After talking about my brother for an hour, we talk a little about his brother Greg and how they were close growing up. He wishes he could see him more but they talk as much as possible.  He tells me that his brother and sister in-law are expecting a baby any day now.  He is so excited to become an uncle.  I tell him stories about my nephews and how much fun it is to spend time with them.  He is going to love being an uncle and I bet he is going to be the best one out there.

He is still playing with my hair and we are just relaxing. After our conversation about our families I want to know more about him.

I ask, "Niall, can you tell me something about yourself that you never told anyone?"

He pulls me back to lay on him and hugs me. 

He says really quietly, "I am afraid what will happen when this all ends someday. When all the people are gone and I am not doing what I love anymore."

He sounds so sad speaking those words.  I don't think he will ever be left alone.  He will always have some sort of opportunity open to him.

"What is it that you love?" 

"I love making music. Nothing more, nothing less."

"I think you will always have that. It just might be in a different way. Nothing can stay the same forever."

I don't think my words comfort him or take away the fear of the unknown.  I wish I would take all of his worries away but it is not realistic to think that life won't change.

He looks at me and says, "Your turn. Tell me something that no one knows about you."

"I'm afraid I will never find something that I am passionate about."

And I think to myself, or someone to love me.

He asks, "Aren't you in school to get a PHD in Anthropology?  That has to count for some level of passion with all of your hard work to get where you are."

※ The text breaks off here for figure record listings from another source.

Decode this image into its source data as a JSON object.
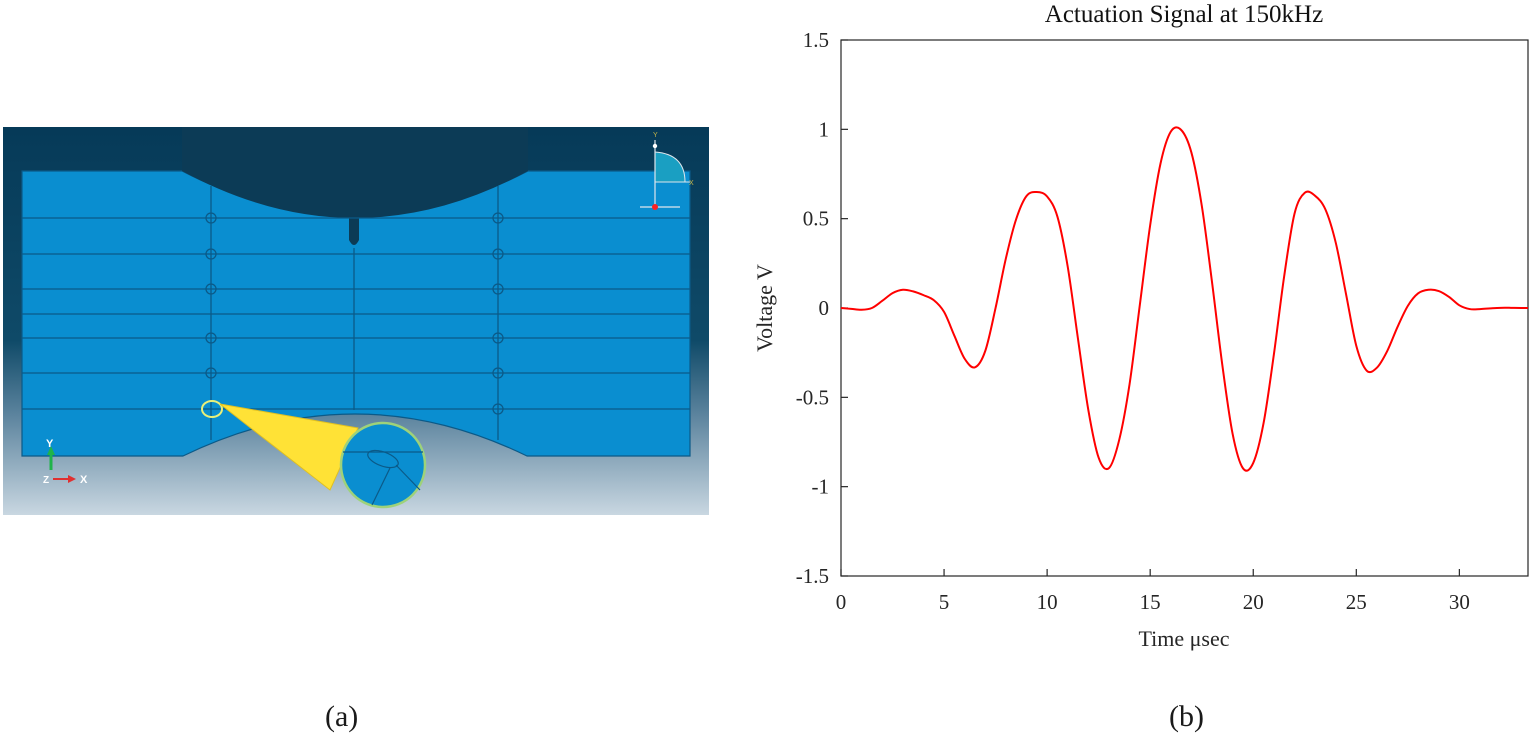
{
  "panels": {
    "a_label": "(a)",
    "b_label": "(b)"
  },
  "model_view": {
    "triad_y": "Y",
    "triad_x": "X",
    "triad_z": "Z",
    "mini_triad_y": "Y",
    "mini_triad_x": "X",
    "colors": {
      "background_top": "#063a58",
      "background_bottom": "#c5d4df",
      "part_fill": "#0a8ed0",
      "part_lines": "#0b5a88",
      "indenter": "#0e3a55",
      "callout": "#ffe236"
    }
  },
  "chart_data": {
    "type": "line",
    "title": "Actuation Signal at 150kHz",
    "xlabel": "Time μsec",
    "ylabel": "Voltage V",
    "xlim": [
      0,
      33.33
    ],
    "ylim": [
      -1.5,
      1.5
    ],
    "x_ticks": [
      0,
      5,
      10,
      15,
      20,
      25,
      30
    ],
    "y_ticks": [
      -1.5,
      -1,
      -0.5,
      0,
      0.5,
      1,
      1.5
    ],
    "x_tick_labels": [
      "0",
      "5",
      "10",
      "15",
      "20",
      "25",
      "30"
    ],
    "y_tick_labels": [
      "-1.5",
      "-1",
      "-0.5",
      "0",
      "0.5",
      "1",
      "1.5"
    ],
    "grid": false,
    "series": [
      {
        "color": "#ff0000",
        "x": [
          0,
          0.5,
          1,
          1.5,
          2,
          2.5,
          3,
          3.5,
          4,
          4.5,
          5,
          5.5,
          6,
          6.5,
          7,
          7.5,
          8,
          8.5,
          9,
          9.5,
          10,
          10.5,
          11,
          11.5,
          12,
          12.5,
          13,
          13.5,
          14,
          14.5,
          15,
          15.5,
          16,
          16.5,
          17,
          17.5,
          18,
          18.5,
          19,
          19.5,
          20,
          20.5,
          21,
          21.5,
          22,
          22.5,
          23,
          23.5,
          24,
          24.5,
          25,
          25.5,
          26,
          26.5,
          27,
          27.5,
          28,
          28.5,
          29,
          29.5,
          30,
          30.5,
          31,
          31.5,
          32,
          32.5,
          33,
          33.33
        ],
        "y": [
          0,
          -0.005,
          -0.01,
          0,
          0.04,
          0.083,
          0.102,
          0.093,
          0.072,
          0.044,
          -0.022,
          -0.155,
          -0.284,
          -0.332,
          -0.24,
          0.001,
          0.278,
          0.498,
          0.627,
          0.649,
          0.624,
          0.511,
          0.231,
          -0.175,
          -0.571,
          -0.838,
          -0.896,
          -0.737,
          -0.426,
          0.019,
          0.464,
          0.808,
          0.987,
          0.997,
          0.87,
          0.575,
          0.145,
          -0.319,
          -0.705,
          -0.897,
          -0.867,
          -0.645,
          -0.261,
          0.177,
          0.527,
          0.645,
          0.628,
          0.552,
          0.367,
          0.079,
          -0.212,
          -0.35,
          -0.334,
          -0.241,
          -0.106,
          0.012,
          0.082,
          0.102,
          0.095,
          0.062,
          0.015,
          -0.006,
          -0.006,
          -0.002,
          0.001,
          0.001,
          0,
          0
        ]
      }
    ]
  }
}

"Yeah, I guess.  But when I think about my education, I think of it in terms of dedication instead of passion.  It never felt an intense desire to study one particular subject. I did fall in love with anthropology a few years ago but I just don't feel the pull towards it anymore. I really fell off track this last year. What I am talking about is something different. I have always searched for that one thing that drives me, makes me want to get up everyday and gives me a reason for living.  I just can't find it and I am afraid that I never will.  What if I never find it?"

Niall answers, "I don't know.  Never give up on yourself.  Don't settle for anything less than you deserve."

"I am trying not to give up.  I am taking year off school to do some soul searching.  I decided to move to London. I am leaving in a week and I am going to live with my friend Flora."

"Moving?  I was hoping to get to know you a little better while we toured the states."

"Well when you go back home maybe we can hangout sometime," I tell him.

He sits up on the bed and looks at me. It looks like a light bulb went off in his head.

He says, "Just hear me out, ok? Come with me on tour for the next week.  We can spend time together now."

I have so much to do before I leave.  I can't spend a week with him and blow off my family and Riley before I leave.  I stare at him for a few seconds and think he must be crazy.  I can't do this.  I won't do it. I shake my head no at him but "Yes" comes out of my mouth.  Wait what did I just do?  I guess my inner fan girl took over and won.

He leans down to kiss me on my lips. As they touch, I am torn between the thought of how good it feels to kiss him and how stupid I am for putting myself in this situation.  I keep telling him that we can only be friends and then I'm agreeing to spend a week with him.  I am making myself look like an asshole.  Everyone around us must think I am stringing him along.

He says, "Good.  It's settled.  I am going to change your ticket home."